Did mayor short-circuit investigation of Civic Life?
Questions linger as different commissioner
assesses the troubled bureau
Mayor Ted Wheeler could have known the consequences had he given the Office of Community & Civic Life to Mingus Mapps, who was fired from Civic Life in 2019 and ran for City Council on a platform to reform the bureau.
Mapps was outspoken about his intention to clean house at Civic Life, which he expected would be assigned to him.
Instead, Wheeler appointed Commissioner Jo Ann Hardesty, who had not requested the bureau and was surprised to get it.
Hardesty told the NW Examiner last month that she does not yet know what changes may be needed, including whether to retain Director Suk Rhee.
“I’ve made no decisions one way or another,” Hardesty said. “I just got the bureau 10 days ago.”
Did Wheeler hand Civic Life to Hardesty to scuttle the shakeup Mapps had in mind?
Predictably, Wheeler’s staff brushed off the implication.
“The assignment of the OCCL, and all other bureaus, leverages commissioners’ talents and skills to ensure all commissioners are working collaboratively and with urgency toward a more just, resilient future,” wrote mayoral spokesperson Tim Becker.
But three bureaus controlled by Wheeler worked furtively last year to head off an independent investigation of Civic Life management in response to an “unprecedented” number of employee grievances. City Ombudsman Margie Sollinger apologized to employees who came forward after the City Attorney’s office, the Bureau of Human Resources and the Office of Management and Finance subverted the investigation Sollinger was about to announce last August:
“The city agreed to our recommendation and had been working to secure a third-party to conduct the review. Unfortunately, late last week I learned that the review has not been designed as I expected and its purpose has changed to the point that I don’t believe it will be responsive to the many allegations you raised.
“Rather than being employee-centered, it instead appears to be intended as a tool to help management achieve the organization’s goals.
“Given what I’ve heard from many of you, I am skeptical that Civic Life can succeed in transformative organizational change without first undertaking a process to redress all of the harm done, including holding accountable anyone found to have engaged in unethical, improper or other misconduct.”

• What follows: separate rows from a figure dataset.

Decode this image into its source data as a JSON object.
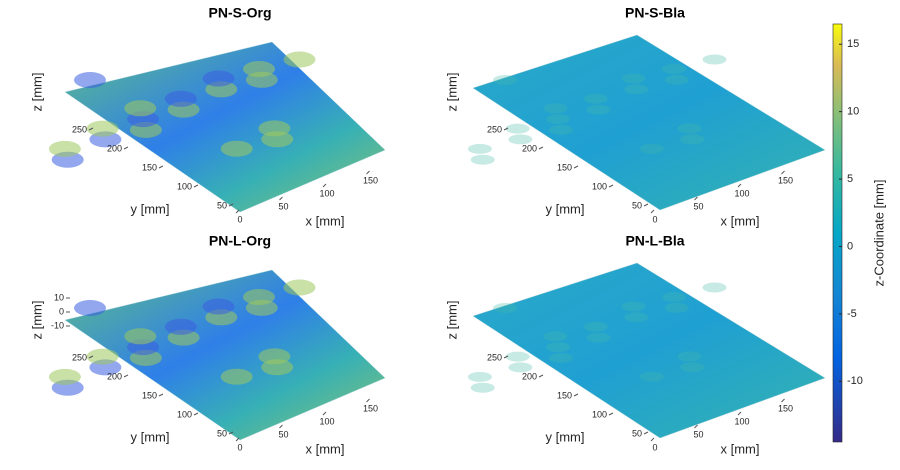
{
  "chart_data": [
    {
      "type": "surface",
      "title": "PN-S-Org",
      "xlabel": "x [mm]",
      "ylabel": "y [mm]",
      "zlabel": "z [mm]",
      "xticks": [
        0,
        50,
        100,
        150
      ],
      "yticks": [
        50,
        100,
        150,
        200,
        250
      ]
    },
    {
      "type": "surface",
      "title": "PN-S-Bla",
      "xlabel": "x [mm]",
      "ylabel": "y [mm]",
      "zlabel": "z [mm]",
      "xticks": [
        0,
        50,
        100,
        150
      ],
      "yticks": [
        50,
        100,
        150,
        200,
        250
      ]
    },
    {
      "type": "surface",
      "title": "PN-L-Org",
      "xlabel": "x [mm]",
      "ylabel": "y [mm]",
      "zlabel": "z [mm]",
      "xticks": [
        0,
        50,
        100,
        150
      ],
      "yticks": [
        50,
        100,
        150,
        200,
        250
      ],
      "zticks": [
        -10,
        0,
        10
      ]
    },
    {
      "type": "surface",
      "title": "PN-L-Bla",
      "xlabel": "x [mm]",
      "ylabel": "y [mm]",
      "zlabel": "z [mm]",
      "xticks": [
        0,
        50,
        100,
        150
      ],
      "yticks": [
        50,
        100,
        150,
        200,
        250
      ]
    },
    {
      "type": "colorbar",
      "label": "z-Coordinate [mm]",
      "ylim": [
        -14.5,
        16.5
      ],
      "yticks": [
        -10,
        -5,
        0,
        5,
        10,
        15
      ]
    }
  ]
}
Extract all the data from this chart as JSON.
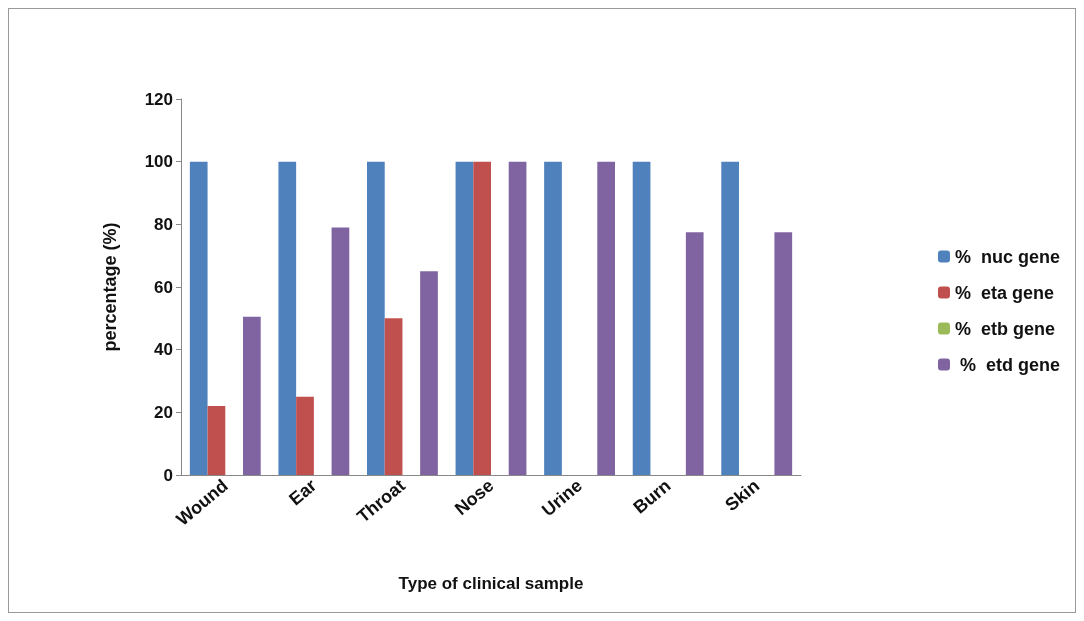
{
  "chart_data": {
    "type": "bar",
    "xlabel": "Type of clinical sample",
    "ylabel": "percentage (%)",
    "categories": [
      "Wound",
      "Ear",
      "Throat",
      "Nose",
      "Urine",
      "Burn",
      "Skin"
    ],
    "series": [
      {
        "name": "%  nuc gene",
        "color": "#4f81bd",
        "values": [
          100,
          100,
          100,
          100,
          100,
          100,
          100
        ]
      },
      {
        "name": "%  eta gene",
        "color": "#c0504d",
        "values": [
          22,
          25,
          50,
          100,
          0,
          0,
          0
        ]
      },
      {
        "name": "%  etb gene",
        "color": "#9bbb59",
        "values": [
          0,
          0,
          0,
          0,
          0,
          0,
          0
        ]
      },
      {
        "name": " %  etd gene",
        "color": "#8064a2",
        "values": [
          50.5,
          79,
          65,
          100,
          100,
          77.5,
          77.5
        ]
      }
    ],
    "ylim": [
      0,
      120
    ],
    "yticks": [
      0,
      20,
      40,
      60,
      80,
      100,
      120
    ],
    "grid": false,
    "legend": "right"
  }
}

The three bureaus that turned the investigation into a management tool each pointed to other parties as responsible when questioned by the Examiner last year. Asceta LLC, a Portland firm selected by former Civic Life Commissioner Chloe Eudaly, has sent a questionnaire to employees. There is still no word on when the report, earlier announced to wrap up this month, will be completed.
If the mayor’s office was either guiding or tolerating the machinations necessary to turn the targets of an investigation into its beneficiaries (if not its controllers), why would Wheeler not go to the same place in his selection of the commissioner in charge of Civic Life? The appointment leaves no fingerprints: No explanations or justifications are required when bureau assignments are handed out, and no controversies over the Civic Life assignment have surfaced in the news media.
Although Hardesty and Eudaly were often allies on council and Hardesty supports the goals of greater diversity and inclusion in the city’s citizen engagement program, the new commissioner of Civic Life disapproved of the way those goals were pursued. That process was widely panned for holding public hearings on transformational changes to the city code governing the purpose of the bureau without notifying the city’s neighborhood associations.
Eudaly conceded the mistake after a trusted community leader, Kathleen Saadat, advised her that greater inclusion of marginalized people could not be achieved “by intimidating, ignoring and discouraging one group in order to establish or expand another.”
At a City Council hearing in 2019 on changes in City Code 3.96, Hardesty drew a red line.
“I won’t support anything that divides our community any further,” she said. “How do we build power together?”
Still, Hardesty wants to make her own assessment of Civic Life and its director. She noted that the $127,000 Asceta contract is being managed by the City Attorney’s Office, which gives her confidence in its independence.
She confirmed that she had heard some employees feared retribution and therefore have been reluctant to reveal their thoughts regarding working conditions. She plans to work with the employee’s union and hold an all-staff meeting to help form her own opinion of the situation.
Even before her diagnosis is complete, one thing is clear to her about Civic Life: “It should run a lot better.”